Check out Sara's charming apartment that I produced for iVillage. She's my kinda gal. She's thrifty (loved how she created a mirror backsplash in her kitchen out of a $9 mirror from Home Depot) yet knows when to spend the bucks.
For us small spacers, here are my take-aways:
1. Her hits of color keep it interesting. Aren't those lampshades the best?!! I've been on the prowl since seeing them. Oriental Lampshade has them but they are pricey. Or try to make yourself with high gloss paint. Her mix of pillows definitely keeps the eye busy. It's in the story but Fabricadabra has the look for a lot less.
2. Utilize small, multiple use items
She has multiple garden stools around her one bedroom apartment but they blend so well into the decor you don't notice. She's a big fan saying they make the best side tables, extra seating or place for her many books. Need extra seating, it's there. Don't need? They disappear.
3. Create rooms within rooms
Her ability to create "nooks" within a room is key for limited footage. Don't let not having a room for a dining room stop you from creating one. She works from home so her living room is both office/living room and dining room. She is making every foot work for her.

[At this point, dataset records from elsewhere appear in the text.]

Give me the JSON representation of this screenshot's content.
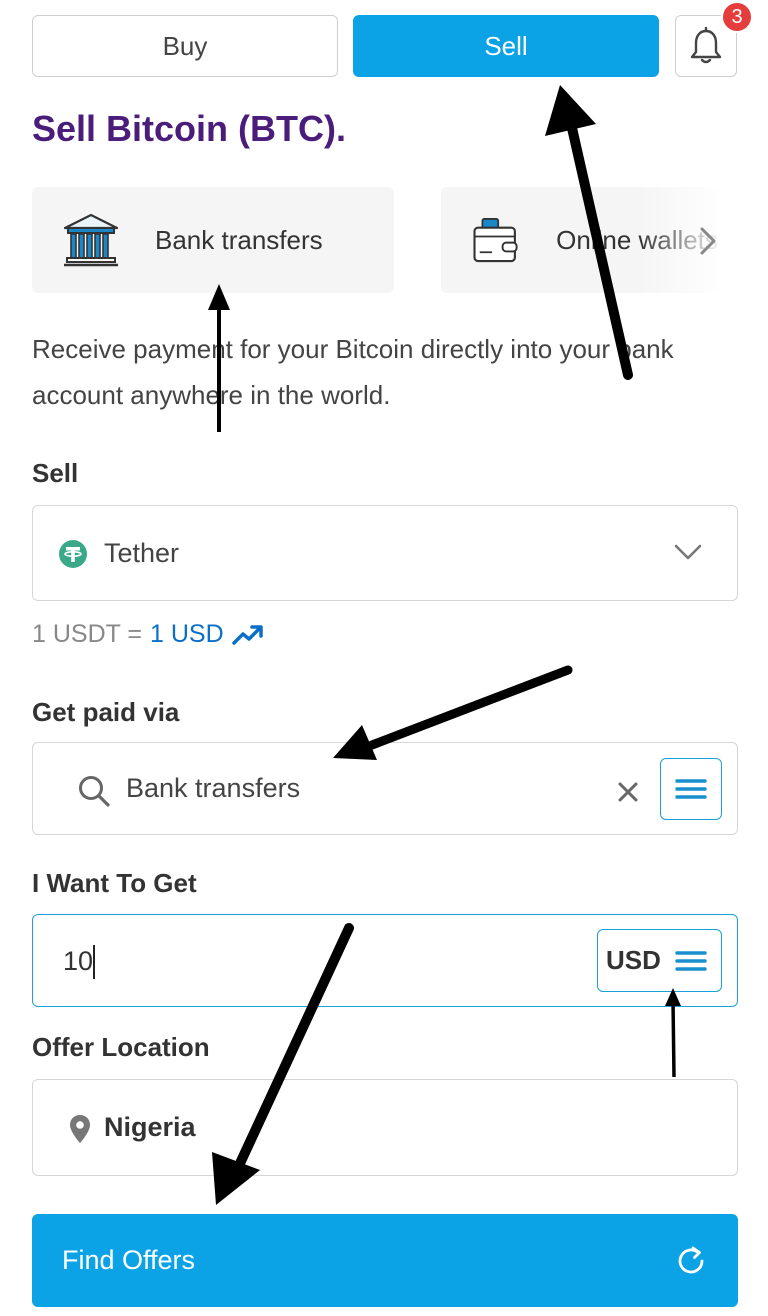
{
  "header": {
    "buy_label": "Buy",
    "sell_label": "Sell",
    "notification_count": "3",
    "bell_icon": "bell-icon"
  },
  "title": "Sell Bitcoin (BTC).",
  "payment_methods": [
    {
      "label": "Bank transfers",
      "icon": "bank-icon"
    },
    {
      "label": "Online wallets",
      "icon": "wallet-icon"
    }
  ],
  "description": "Receive payment for your Bitcoin directly into your bank account anywhere in the world.",
  "sell_field": {
    "label": "Sell",
    "value": "Tether",
    "icon": "tether-icon"
  },
  "rate": {
    "left": "1 USDT =",
    "right": "1 USD"
  },
  "paid_via": {
    "label": "Get paid via",
    "value": "Bank transfers"
  },
  "amount": {
    "label": "I Want To Get",
    "value": "10",
    "currency": "USD"
  },
  "location": {
    "label": "Offer Location",
    "value": "Nigeria"
  },
  "find_offers_label": "Find Offers",
  "colors": {
    "accent": "#0ba2e6",
    "title": "#4a1d7a",
    "badge": "#e53c3c",
    "link": "#0b6fc7"
  }
}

4. Can't afford the art you love? Make it!
As a would be artist, I was most impressed with how she makes her own art. Kelly Wearstler does it too but it's way harder than it looks. That said, it's a nice way to use up some old house paint + canvases are cheap.

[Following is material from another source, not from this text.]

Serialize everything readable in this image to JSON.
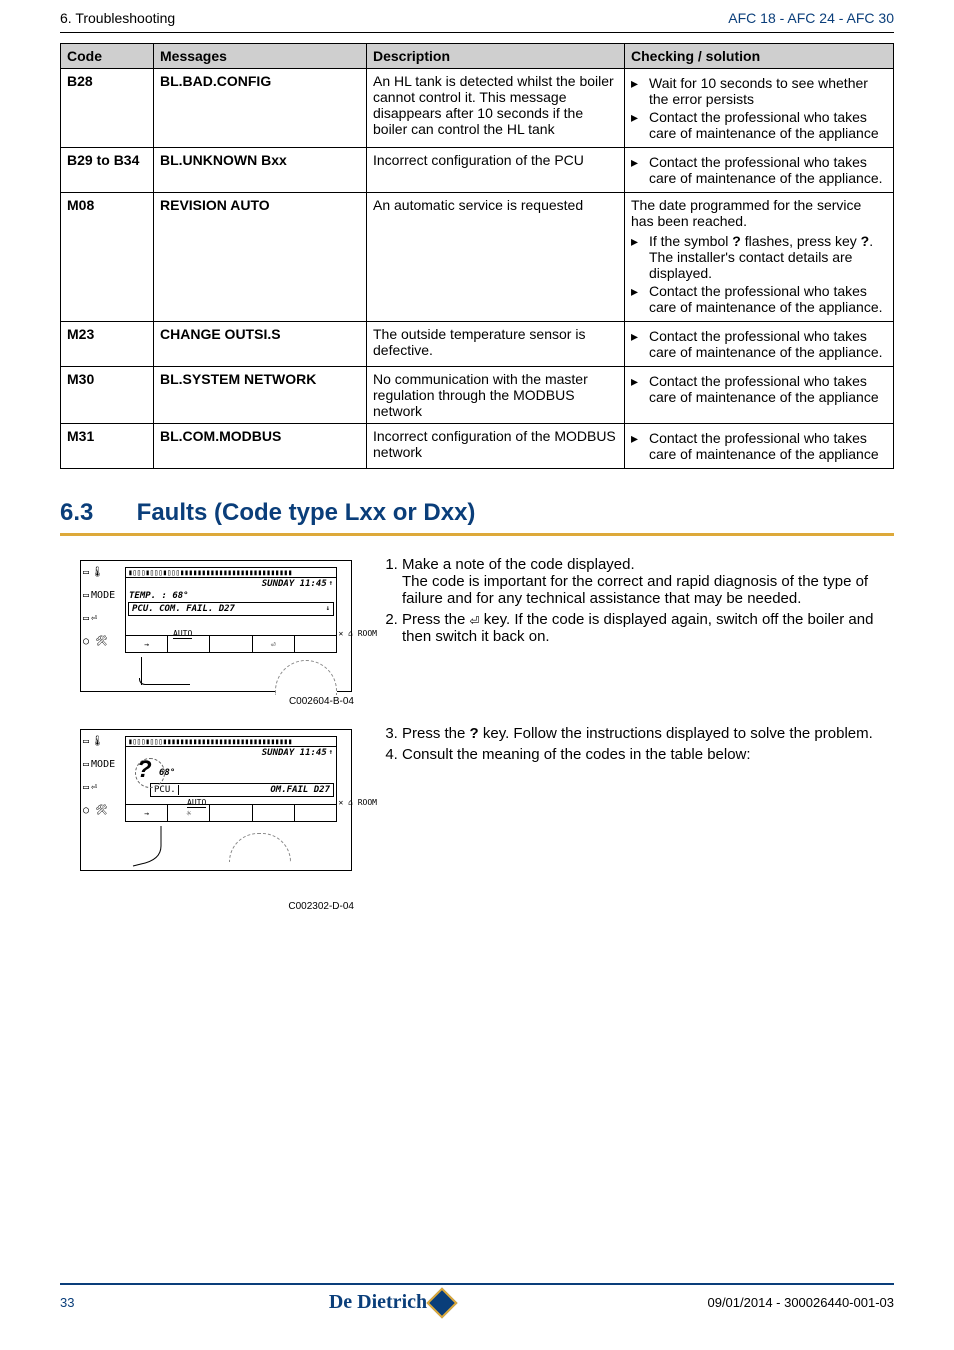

5. Crafty isn't a bad word. I sorta groan when I hear how some folks make lampshades out of toilet paper rolls or something because that isn't the sort of design or crafts that I like. That said, Sara didn't like her kitchen flooring so took a few hours on Saturday and created a nice diamond pattern. She swears it's easy to do and all you need is the guts to do it, tape + paint. It definitely made her kitchen more interesting.
Make the local thrift shop your best friend. She has a few in the DC area she pays attention to and has picked up some real steals there. Paired with a real antique or ikea (like her dining room table), it creates the high/low mix every designer goes on and on about.